Large-Spin and Large-Winding Expansions of Giant Magnons and Single Spikes

TL;DR

This paper extends the analysis of classical string solutions in AdS/CFT by deriving large-spin and large-winding expansions for giant magnons and single spikes, including exponential corrections and velocity-dependent regimes.

Contribution

It introduces a generalized method for large-spin and large-winding expansions of finite-size string solutions, expressing energies via Lambert's W-function and computing detailed exponential corrections.

Findings

Derived classical exponential corrections to dispersion relations.

Expressed energies in terms of Lambert's W-function.

Analyzed velocity regimes for giant magnons and single spikes.

Abstract

We generalize the method of our recent paper on the large-spin expansions of Gubser-Klebanov-Polyakov (GKP) strings to the large-spin and large-winding expansions of finite-size giant magnons and finite-size single spikes.
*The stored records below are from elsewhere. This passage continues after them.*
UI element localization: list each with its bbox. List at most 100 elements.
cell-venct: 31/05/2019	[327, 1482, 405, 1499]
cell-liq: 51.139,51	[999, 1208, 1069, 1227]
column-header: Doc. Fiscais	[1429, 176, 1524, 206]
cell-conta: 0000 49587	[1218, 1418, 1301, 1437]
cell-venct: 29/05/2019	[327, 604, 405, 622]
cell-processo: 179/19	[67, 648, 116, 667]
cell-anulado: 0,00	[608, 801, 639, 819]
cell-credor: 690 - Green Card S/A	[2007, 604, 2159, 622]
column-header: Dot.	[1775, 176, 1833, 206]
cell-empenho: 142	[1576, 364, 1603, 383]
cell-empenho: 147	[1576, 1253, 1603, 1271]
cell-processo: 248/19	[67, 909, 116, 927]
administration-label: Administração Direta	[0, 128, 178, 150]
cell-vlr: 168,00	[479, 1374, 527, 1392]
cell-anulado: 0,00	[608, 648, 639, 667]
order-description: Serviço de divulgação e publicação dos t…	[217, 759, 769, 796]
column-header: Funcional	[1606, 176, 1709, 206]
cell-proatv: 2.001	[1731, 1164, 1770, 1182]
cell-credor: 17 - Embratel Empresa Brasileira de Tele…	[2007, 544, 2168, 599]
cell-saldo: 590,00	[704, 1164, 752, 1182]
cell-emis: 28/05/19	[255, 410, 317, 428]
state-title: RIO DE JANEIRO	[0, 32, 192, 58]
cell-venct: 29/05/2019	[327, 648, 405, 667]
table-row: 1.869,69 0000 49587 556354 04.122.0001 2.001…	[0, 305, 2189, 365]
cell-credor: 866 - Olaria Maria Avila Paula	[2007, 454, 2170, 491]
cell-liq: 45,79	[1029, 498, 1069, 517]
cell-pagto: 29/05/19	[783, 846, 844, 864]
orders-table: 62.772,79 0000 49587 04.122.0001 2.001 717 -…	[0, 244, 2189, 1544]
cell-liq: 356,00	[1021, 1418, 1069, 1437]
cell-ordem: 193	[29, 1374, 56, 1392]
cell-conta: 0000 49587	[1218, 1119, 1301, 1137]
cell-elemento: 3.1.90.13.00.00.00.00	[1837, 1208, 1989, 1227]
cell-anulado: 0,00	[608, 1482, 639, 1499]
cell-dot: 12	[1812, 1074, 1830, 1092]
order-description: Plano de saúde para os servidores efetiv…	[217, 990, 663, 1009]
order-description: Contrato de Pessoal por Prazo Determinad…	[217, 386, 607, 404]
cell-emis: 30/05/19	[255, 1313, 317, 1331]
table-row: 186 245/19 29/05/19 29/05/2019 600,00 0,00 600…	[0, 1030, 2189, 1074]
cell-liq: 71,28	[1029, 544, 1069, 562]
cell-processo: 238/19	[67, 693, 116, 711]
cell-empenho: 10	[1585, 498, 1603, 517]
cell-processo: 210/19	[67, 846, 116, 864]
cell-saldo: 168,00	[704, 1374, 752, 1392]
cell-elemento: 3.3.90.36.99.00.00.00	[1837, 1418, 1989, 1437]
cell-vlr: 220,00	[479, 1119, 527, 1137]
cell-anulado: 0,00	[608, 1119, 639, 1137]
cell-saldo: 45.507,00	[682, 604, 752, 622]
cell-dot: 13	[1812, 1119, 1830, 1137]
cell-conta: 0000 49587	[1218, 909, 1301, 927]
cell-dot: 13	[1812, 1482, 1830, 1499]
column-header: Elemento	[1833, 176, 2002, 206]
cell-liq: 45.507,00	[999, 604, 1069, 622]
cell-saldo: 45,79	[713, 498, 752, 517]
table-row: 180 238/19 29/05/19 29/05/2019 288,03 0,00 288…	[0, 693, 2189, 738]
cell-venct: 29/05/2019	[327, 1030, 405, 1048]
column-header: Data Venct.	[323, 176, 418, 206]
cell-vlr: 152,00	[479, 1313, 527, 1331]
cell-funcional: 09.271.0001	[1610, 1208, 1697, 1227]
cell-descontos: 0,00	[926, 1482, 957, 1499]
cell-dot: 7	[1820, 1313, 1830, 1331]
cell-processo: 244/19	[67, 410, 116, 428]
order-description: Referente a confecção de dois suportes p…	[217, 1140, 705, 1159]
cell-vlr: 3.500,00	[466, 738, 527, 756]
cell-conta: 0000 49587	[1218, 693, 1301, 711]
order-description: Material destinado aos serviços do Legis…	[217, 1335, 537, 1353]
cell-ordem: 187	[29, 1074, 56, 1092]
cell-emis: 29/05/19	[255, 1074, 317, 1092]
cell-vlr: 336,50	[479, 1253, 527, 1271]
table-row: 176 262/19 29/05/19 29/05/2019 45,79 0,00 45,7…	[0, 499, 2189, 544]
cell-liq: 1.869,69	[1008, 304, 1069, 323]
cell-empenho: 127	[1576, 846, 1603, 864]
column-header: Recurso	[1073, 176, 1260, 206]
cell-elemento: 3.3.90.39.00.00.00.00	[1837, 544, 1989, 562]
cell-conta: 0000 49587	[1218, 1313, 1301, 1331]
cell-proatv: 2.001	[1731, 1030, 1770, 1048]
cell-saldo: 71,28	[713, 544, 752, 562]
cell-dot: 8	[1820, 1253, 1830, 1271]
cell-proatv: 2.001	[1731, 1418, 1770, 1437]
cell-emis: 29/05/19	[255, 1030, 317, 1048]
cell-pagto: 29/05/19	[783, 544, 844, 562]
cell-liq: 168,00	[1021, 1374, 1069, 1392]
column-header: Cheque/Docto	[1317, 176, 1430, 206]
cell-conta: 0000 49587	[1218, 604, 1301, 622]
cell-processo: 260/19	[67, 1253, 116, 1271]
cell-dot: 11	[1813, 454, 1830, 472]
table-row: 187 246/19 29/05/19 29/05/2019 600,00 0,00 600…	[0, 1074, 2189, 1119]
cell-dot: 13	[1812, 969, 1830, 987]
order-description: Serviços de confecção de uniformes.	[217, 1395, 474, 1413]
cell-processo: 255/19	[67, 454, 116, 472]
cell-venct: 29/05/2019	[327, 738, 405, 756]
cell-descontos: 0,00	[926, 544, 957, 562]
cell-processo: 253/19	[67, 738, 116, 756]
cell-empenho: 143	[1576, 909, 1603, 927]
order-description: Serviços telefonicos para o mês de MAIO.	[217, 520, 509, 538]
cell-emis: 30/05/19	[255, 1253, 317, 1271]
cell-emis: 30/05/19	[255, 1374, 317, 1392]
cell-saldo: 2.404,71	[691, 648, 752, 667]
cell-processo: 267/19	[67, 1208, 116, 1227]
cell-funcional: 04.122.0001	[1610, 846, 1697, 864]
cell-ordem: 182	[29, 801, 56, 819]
By expressing the energies of long open strings in RxS2 in terms of Lambert's W-function, we compute the leading, subleading and next-to-subleading series of classical exponential corrections to the dispersion relations of Hofman-Maldacena giant magnons and infinite-winding single spikes. We also compute the corresponding expansions in the doubled regions of giant magnons and single spikes that are respectively obtained when their angular and linear velocities become smaller or greater than unity.